The article argues that India is emerging as a global leader in artificial intelligence by leveraging its digital infrastructure, large talent pool, and strategic positioning in global AI governance. It highlights India’s role as Lead Chair of the Global Partnership on Artificial Intelligence (GPAI) and its hosting of the Global India AI Summit in July 2024, where key pillars of AI ecosystem building—such as compute capacity, data sets, application development, startup financing and safe + trustworthy AI—were central themes.

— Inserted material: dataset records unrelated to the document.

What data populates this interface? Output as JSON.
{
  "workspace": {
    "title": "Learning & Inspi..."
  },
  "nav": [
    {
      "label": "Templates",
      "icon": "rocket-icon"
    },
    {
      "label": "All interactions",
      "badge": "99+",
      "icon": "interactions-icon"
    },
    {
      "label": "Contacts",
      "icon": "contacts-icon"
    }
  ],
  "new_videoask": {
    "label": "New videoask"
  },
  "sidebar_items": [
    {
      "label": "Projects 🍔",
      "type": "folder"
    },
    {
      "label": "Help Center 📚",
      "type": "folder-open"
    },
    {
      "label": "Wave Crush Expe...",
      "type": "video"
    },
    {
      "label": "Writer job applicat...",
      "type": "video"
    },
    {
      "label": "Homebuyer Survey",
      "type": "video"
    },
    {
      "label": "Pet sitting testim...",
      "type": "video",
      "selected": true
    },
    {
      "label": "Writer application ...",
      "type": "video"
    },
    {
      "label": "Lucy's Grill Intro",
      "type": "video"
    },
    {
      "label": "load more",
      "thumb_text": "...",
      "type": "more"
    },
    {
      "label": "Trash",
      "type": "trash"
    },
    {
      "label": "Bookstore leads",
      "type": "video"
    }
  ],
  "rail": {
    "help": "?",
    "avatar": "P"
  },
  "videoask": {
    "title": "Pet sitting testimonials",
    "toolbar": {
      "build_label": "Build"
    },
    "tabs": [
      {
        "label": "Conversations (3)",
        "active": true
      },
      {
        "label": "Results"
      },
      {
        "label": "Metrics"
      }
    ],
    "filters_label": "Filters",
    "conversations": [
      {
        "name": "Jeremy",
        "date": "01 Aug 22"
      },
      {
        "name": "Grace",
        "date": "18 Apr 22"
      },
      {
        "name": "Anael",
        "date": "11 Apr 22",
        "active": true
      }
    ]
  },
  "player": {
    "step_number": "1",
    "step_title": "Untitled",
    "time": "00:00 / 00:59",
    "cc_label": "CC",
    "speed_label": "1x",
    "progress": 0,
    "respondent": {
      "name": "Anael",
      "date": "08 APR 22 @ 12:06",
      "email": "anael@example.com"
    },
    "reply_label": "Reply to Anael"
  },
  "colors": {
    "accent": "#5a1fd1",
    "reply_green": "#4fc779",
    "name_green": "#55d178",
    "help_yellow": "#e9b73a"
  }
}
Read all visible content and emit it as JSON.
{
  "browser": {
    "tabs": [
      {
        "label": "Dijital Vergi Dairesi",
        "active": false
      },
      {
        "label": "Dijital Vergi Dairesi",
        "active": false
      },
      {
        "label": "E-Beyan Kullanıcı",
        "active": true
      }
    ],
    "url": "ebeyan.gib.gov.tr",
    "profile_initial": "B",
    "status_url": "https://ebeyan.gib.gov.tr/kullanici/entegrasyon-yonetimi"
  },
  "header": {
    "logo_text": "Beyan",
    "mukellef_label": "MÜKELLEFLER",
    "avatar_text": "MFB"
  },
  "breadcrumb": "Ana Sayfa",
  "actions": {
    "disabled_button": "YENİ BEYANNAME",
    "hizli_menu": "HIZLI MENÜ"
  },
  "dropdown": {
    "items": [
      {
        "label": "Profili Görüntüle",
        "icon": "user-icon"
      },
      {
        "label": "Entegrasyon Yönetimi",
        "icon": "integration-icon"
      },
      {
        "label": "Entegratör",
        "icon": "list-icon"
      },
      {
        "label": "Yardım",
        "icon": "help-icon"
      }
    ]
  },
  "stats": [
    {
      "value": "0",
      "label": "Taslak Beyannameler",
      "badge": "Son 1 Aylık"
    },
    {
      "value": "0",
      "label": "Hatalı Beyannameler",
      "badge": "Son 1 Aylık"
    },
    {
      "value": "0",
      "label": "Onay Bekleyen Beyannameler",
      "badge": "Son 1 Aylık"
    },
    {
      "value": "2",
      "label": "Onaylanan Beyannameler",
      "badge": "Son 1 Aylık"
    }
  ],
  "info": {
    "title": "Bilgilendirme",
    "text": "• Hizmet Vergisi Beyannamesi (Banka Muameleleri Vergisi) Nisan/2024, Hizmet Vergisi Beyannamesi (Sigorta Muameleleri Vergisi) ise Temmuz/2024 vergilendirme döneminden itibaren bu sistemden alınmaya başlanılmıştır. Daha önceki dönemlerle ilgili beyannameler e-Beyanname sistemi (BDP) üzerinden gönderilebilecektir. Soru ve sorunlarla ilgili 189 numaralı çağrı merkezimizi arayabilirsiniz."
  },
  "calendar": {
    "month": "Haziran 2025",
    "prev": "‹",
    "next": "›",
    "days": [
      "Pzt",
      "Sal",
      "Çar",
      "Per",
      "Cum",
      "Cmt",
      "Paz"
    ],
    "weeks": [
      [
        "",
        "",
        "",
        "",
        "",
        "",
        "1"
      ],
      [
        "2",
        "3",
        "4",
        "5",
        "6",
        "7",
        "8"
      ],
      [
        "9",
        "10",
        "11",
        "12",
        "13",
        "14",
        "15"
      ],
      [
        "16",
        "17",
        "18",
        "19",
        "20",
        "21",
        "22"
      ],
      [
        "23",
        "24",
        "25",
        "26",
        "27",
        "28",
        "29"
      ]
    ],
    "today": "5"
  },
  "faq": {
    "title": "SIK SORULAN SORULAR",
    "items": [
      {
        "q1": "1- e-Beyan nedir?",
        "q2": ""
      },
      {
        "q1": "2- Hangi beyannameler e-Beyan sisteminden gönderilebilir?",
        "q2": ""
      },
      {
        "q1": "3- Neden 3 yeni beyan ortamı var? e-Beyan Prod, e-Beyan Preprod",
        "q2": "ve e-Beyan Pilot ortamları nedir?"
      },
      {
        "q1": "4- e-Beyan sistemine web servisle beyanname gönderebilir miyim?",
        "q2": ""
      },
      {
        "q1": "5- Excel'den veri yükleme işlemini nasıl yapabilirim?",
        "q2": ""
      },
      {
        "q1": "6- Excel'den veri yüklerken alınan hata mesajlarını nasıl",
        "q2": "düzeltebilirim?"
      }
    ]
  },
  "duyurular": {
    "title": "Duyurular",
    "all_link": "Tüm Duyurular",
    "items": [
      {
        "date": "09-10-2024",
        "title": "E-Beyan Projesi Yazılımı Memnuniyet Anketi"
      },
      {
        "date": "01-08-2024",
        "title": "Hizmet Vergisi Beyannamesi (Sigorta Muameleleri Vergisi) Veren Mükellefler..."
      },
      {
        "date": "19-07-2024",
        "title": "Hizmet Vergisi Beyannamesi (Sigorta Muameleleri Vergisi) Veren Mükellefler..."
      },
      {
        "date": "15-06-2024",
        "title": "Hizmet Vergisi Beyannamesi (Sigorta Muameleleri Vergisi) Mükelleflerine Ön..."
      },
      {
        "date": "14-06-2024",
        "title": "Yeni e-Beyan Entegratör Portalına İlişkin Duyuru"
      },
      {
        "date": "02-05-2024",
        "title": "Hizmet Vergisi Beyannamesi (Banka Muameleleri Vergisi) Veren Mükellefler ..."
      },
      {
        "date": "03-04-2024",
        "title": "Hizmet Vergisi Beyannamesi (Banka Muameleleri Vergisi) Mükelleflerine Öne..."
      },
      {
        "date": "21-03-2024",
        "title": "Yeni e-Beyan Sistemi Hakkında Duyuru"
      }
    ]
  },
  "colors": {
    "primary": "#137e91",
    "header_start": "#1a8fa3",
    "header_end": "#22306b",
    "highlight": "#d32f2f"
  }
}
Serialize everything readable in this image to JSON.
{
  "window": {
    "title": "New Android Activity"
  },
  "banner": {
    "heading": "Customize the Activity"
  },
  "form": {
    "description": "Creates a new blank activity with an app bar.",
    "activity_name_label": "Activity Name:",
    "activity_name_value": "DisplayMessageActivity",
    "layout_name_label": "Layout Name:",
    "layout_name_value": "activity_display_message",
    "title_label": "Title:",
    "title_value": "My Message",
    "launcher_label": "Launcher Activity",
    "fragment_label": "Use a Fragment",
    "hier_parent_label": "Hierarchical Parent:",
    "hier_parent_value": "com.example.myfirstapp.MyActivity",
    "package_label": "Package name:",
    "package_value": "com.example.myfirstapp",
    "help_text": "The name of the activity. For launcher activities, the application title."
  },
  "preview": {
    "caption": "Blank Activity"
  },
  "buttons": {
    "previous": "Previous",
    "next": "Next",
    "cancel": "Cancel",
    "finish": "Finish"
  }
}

The piece points out that India’s strength lies not just in being a consumer of AI but in shaping the infrastructure and policy frameworks of the AI age. By aligning public-digital infrastructure (like identity systems, payments, data platforms) with AI ambitions, India has a potential edge in building scalable, inclusive AI solutions that serve both domestic needs and global models. The article suggests this could place India at the forefront of AI innovation, not just as a service centre but as an infrastructure and policy powerhouse.
However, the article also paints a cautious note: being a “global leader” in AI does not mean India is unchallenged or without gaps. Challenges include building sovereign compute & hardware capacity (GPUs, data centres), increasing private-sector investment in foundational research and development, fostering an ecosystem of deep tech rather than just services, and ensuring ethical, inclusive deployment. Without closing these gaps, India may lead in certain segments but risk falling behind in others.
In conclusion, the article frames India’s AI opportunity as a strategic inflection point: if India can scale its digital public infrastructure into a foundation for AI, align governance with innovation and build global partnerships, it could secure a leadership role in the global AI order. The article invites stakeholders—government, industry and academia—to act on this moment and translate potential into global outcomes.